Endurance cycling, especially the kind that pushes you deep into the remote wilderness or the frozen tundra, is an exercise of willpower. An exercise of survival. An exercise of that dogged determination we like to call "inner strength." There isn't a choice in this world I could make that would allow to me to go out and run a four-minute mile. But I can go out and ride 100 miles, 200 miles ... maybe 1,000 miles ... because I decide to. I like that.

"It's all mental from here on out," people like to say. And it's true, except for the fact that your body isn't a direct extension of your mind. It can break down. It can run out of gas. It can fail the world's greatest Zen cyclist, just as easily as a Wal-mart bike can drop a derailleur. So you train. You go out nearly every day and you ride a little faster or a little further, and you feel yourself growing stronger. You learn that you can make a decision to be stronger. I like that.

And when I make a decision to be stronger, I make a decision to be less afraid. Hail and lightning. Bears and rattlesnakes. Rivers and drop-offs. These things scare me - to the point where my heart still skips a beat when I hear a Ptarmigan tearing through the grass even when I know there are no snakes in Alaska. But when I ride until I become so lost in the here and now that I forget to be afraid, I slowly learn that there's no reason to fear. I like that.

It's a cliche to say that endurance cycling is a Zen thing, but it's true. It's a rare experience to let my mind drive my body to its bruised and battered breaking point, only to watch it return with more confidence, more appreciation, less fear. I like that.


  1. Beautiful well-written post Jill.

  2. Wonderful article, Jill! To quote what you once told me about one of my articles....This one is a sidebar keeper! Great epiphany, by the way!

  3. Body and mind on the same page...I like that.

  4. sascha sent me over.

    great post.

    i feel the same way about cycling, and about triathlon. it's a Zen thing to know you are capable of covering varied terrain, and distances, at speed.

    it makes me feel empowered and stronger.

  5. Couldn't have said it better myself. :)

  6. Very well written.

    I'm just wishing I could find some Zen in the whole recovery thing.........

  7. That's it! That's absolutely it! Poetry in a perfect description. What a beautiful piece of writing, there's no cliche. This is authentic and priceless!
    Thank you.

  8. Jill I wish I had your writing skills nicely put!

  9. I've heard it said that distance running is a Narcisistic thing. I think that's true to some extend, and your observations prove some of this out. I mean "narcisism" in a kinder gentler way, not a Barry Bonds or Paris Hilton sort of way.

    We run/ride and reflect and ultimately we learn about our selves and to some degree, the world we live in from our limited and over extended perspective. This can be enlightening, frightening and, saddly depressing. Is this all there is?
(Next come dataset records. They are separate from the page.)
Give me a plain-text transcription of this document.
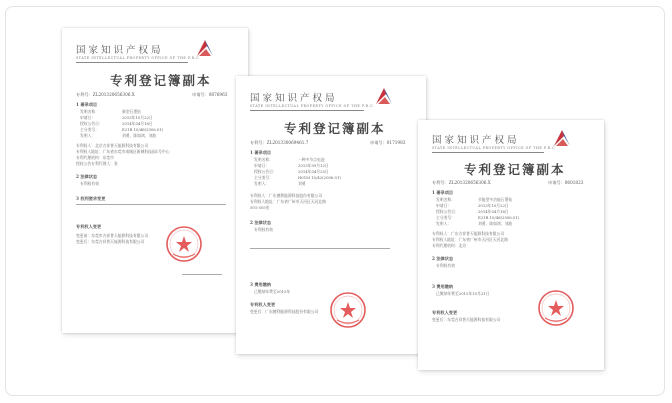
国家知识产权局
STATE INTELLECTUAL PROPERTY OFFICE OF THE P.R.C
专利登记簿副本
专利号：ZL201320656306.X	申请号：0876963
1 著录项目
发明名称：	新型石墨钻
申请日：	2013年10月22日
授权公告日：	2014年04月16日
主分类号：	E21B 10/46(2006.01)
发明人：	刘勇、陈如鸿、刘波
专利权人：北京吉祥普天能源科技有限公司
专利权人地址：广东省东莞市南城区新城科技园1号中心
专利代理机构：东莞市
授权公告专利代理人：张
2 法律状态
专利权有效
3 权利要求变更
专利权人变更
变更前：东莞市吉祥普天能源科技有限公司
变更后：东莞吉祥普天能源科技有限公司
国家知识产权局
STATE INTELLECTUAL PROPERTY OFFICE OF THE P.R.C
专利登记簿副本
专利号：ZL201330069461.7	申请号：0171983
1 著录项目
发明名称：	一种多节点电池
申请日：	2013年09月12日
授权公告日：	2014年04月25日
主分类号：	H01M 10/42(2006.01)
发明人：	刘勇
专利权人：广东德利能源科技股份有限公司
专利权人地址：广东省广州市天河区天河北路
501-505室
2 法律状态
专利权有效
3 费用缴纳
已缴纳年费至2015年
专利权人变更
变更后：广东德利能源科技股份有限公司
国家知识产权局
STATE INTELLECTUAL PROPERTY OFFICE OF THE P.R.C
专利登记簿副本
专利号：ZL201320656306.X	申请号：0601823
1 著录项目
发明名称：	节能型多功能石墨钻
申请日：	2013年10月22日
授权公告日：	2014年04月16日
主分类号：	E21B 10/46(2006.01)
发明人：	刘勇、陈如鸿、刘波
专利权人：广东吉祥普天能源科技有限公司
专利权人地址：广东省广州市天河区天河北路
专利代理机构：北京
2 法律状态
专利权有效
3 费用缴纳
已缴纳年费至2015年10月21日
专利权人变更
变更后：东莞吉祥普天能源科技有限公司
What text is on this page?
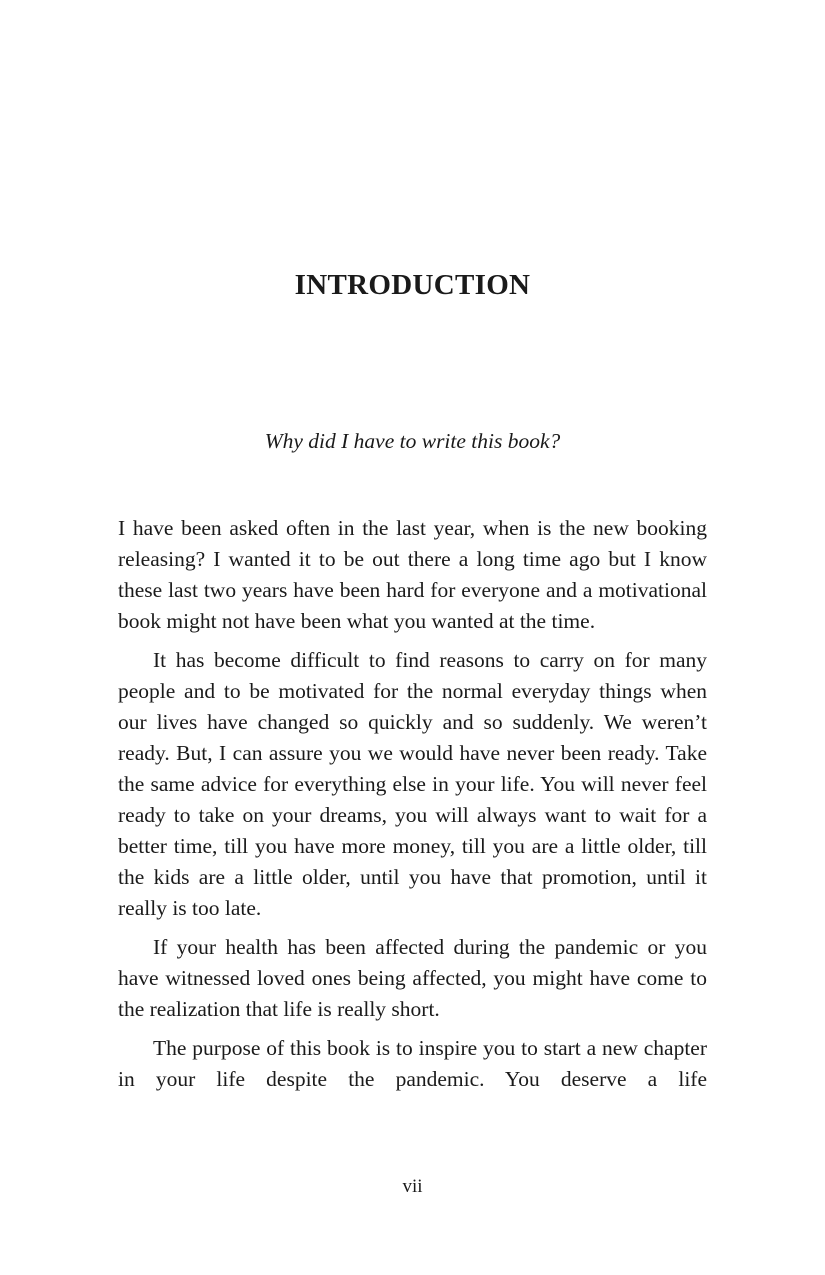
INTRODUCTION

Why did I have to write this book?

I have been asked often in the last year, when is the new booking releasing? I wanted it to be out there a long time ago but I know these last two years have been hard for everyone and a motivational book might not have been what you wanted at the time.

It has become difficult to find reasons to carry on for many people and to be motivated for the normal everyday things when our lives have changed so quickly and so suddenly. We weren’t ready. But, I can assure you we would have never been ready. Take the same advice for everything else in your life. You will never feel ready to take on your dreams, you will always want to wait for a better time, till you have more money, till you are a little older, till the kids are a little older, until you have that promotion, until it really is too late.

If your health has been affected during the pandemic or you have witnessed loved ones being affected, you might have come to the realization that life is really short.

The purpose of this book is to inspire you to start a new chapter in your life despite the pandemic. You deserve a life

vii
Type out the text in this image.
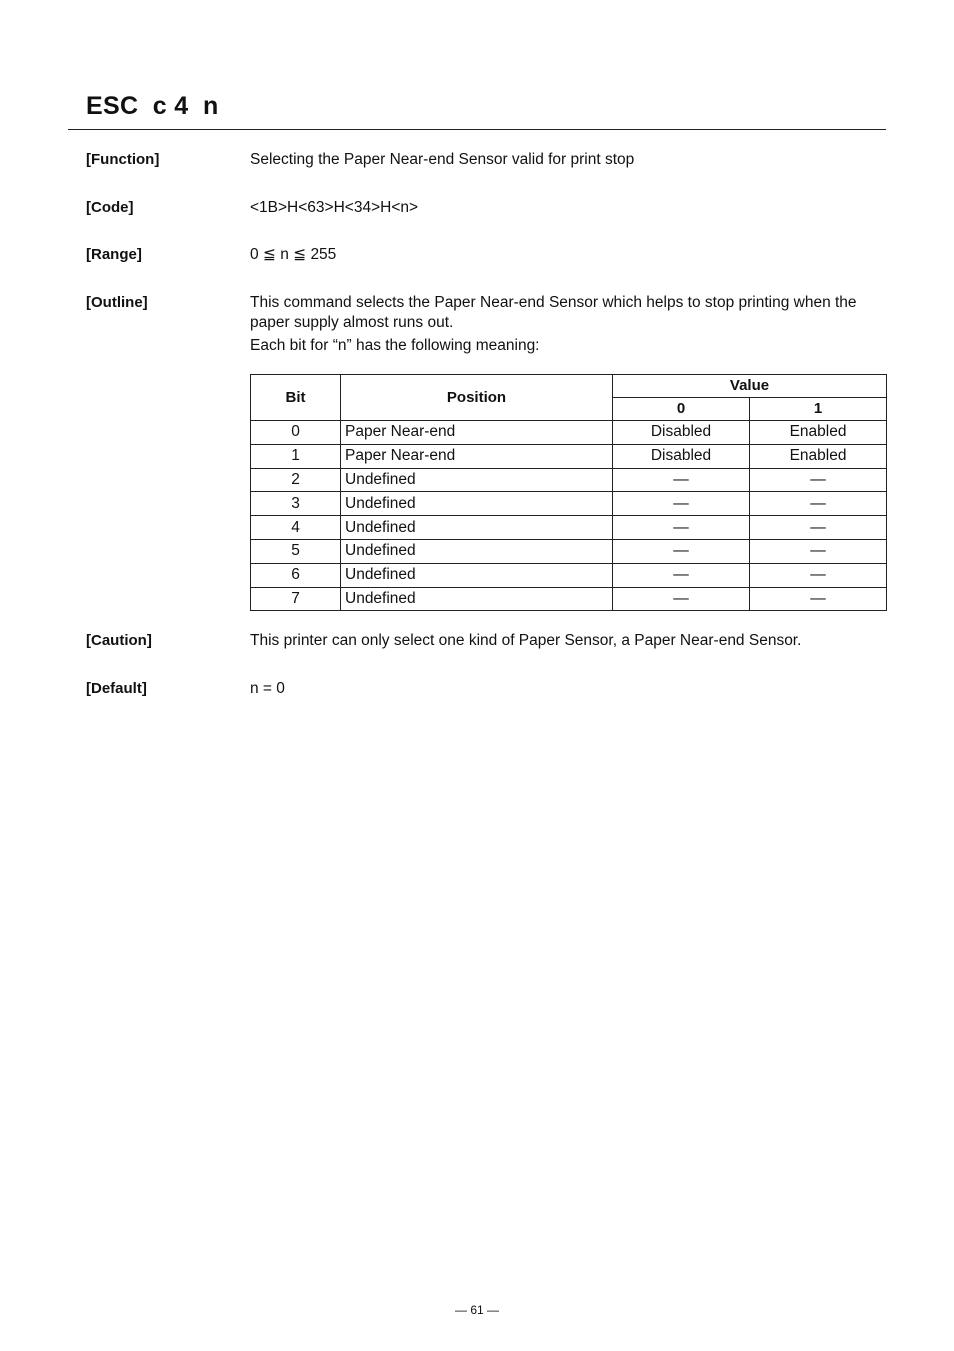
ESC  c 4  n
[Function]	Selecting the Paper Near-end Sensor valid for print stop
[Code]	<1B>H<63>H<34>H<n>
[Range]	0 ≦ n ≦ 255
[Outline]	This command selects the Paper Near-end Sensor which helps to stop printing when the paper supply almost runs out.
Each bit for “n” has the following meaning:
Bit	Position	Value	
		0	1
0	Paper Near-end	Disabled	Enabled
1	Paper Near-end	Disabled	Enabled
2	Undefined	—	—
3	Undefined	—	—
4	Undefined	—	—
5	Undefined	—	—
6	Undefined	—	—
7	Undefined	—	—
[Caution]	This printer can only select one kind of Paper Sensor, a Paper Near-end Sensor.
[Default]	n = 0
— 61 —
Can we push more, endure more learn more?

    Maybe over the next hill or around the next bend... we'll see.

  10. What is the sound of one leg pedalling?


  11. Maybe switch to Coke instead of Pepsi?


  12. Very inspirational, Jill. I’m beginning to understand what you mean and I still can’t ride 100 kilometers in a straight line. But I see what you mean…the slow improvement with the pain and that strange need for more just because we want to. I could only hope these feelings aren’t merely obsessive: here today, gone tomorrow. I wish these needs would last and last so I could ride til I'm old. I’m gonna try to do 100 this weekend just for the hell of it.

  13. I love love love this post! Beautiful!!

    Great blog by the way. :)

  14. DUDE. Juneau is NOT the second biggest city in Alaska. Come on. Show Fairbanks some love. Sheesh.

  15. I concur. Endurance cycling takes you to another place. Once you've got the mechanics down, it a matter of DECIDING to do an event, not ATTEMPTING it.

    Ride safe.

  16. Longer, harder, further, ... what about Older? Can't stop pushing limits? Fine as long as you're on the upwell of life, but you better be prepared for the downpull! Don't kid yourself, it happens. Don't want to be a sulk but this "zen-triathlon" hype is typical of our "ever-young" society that can't bear the idea of modesty, decay, death. Ride on!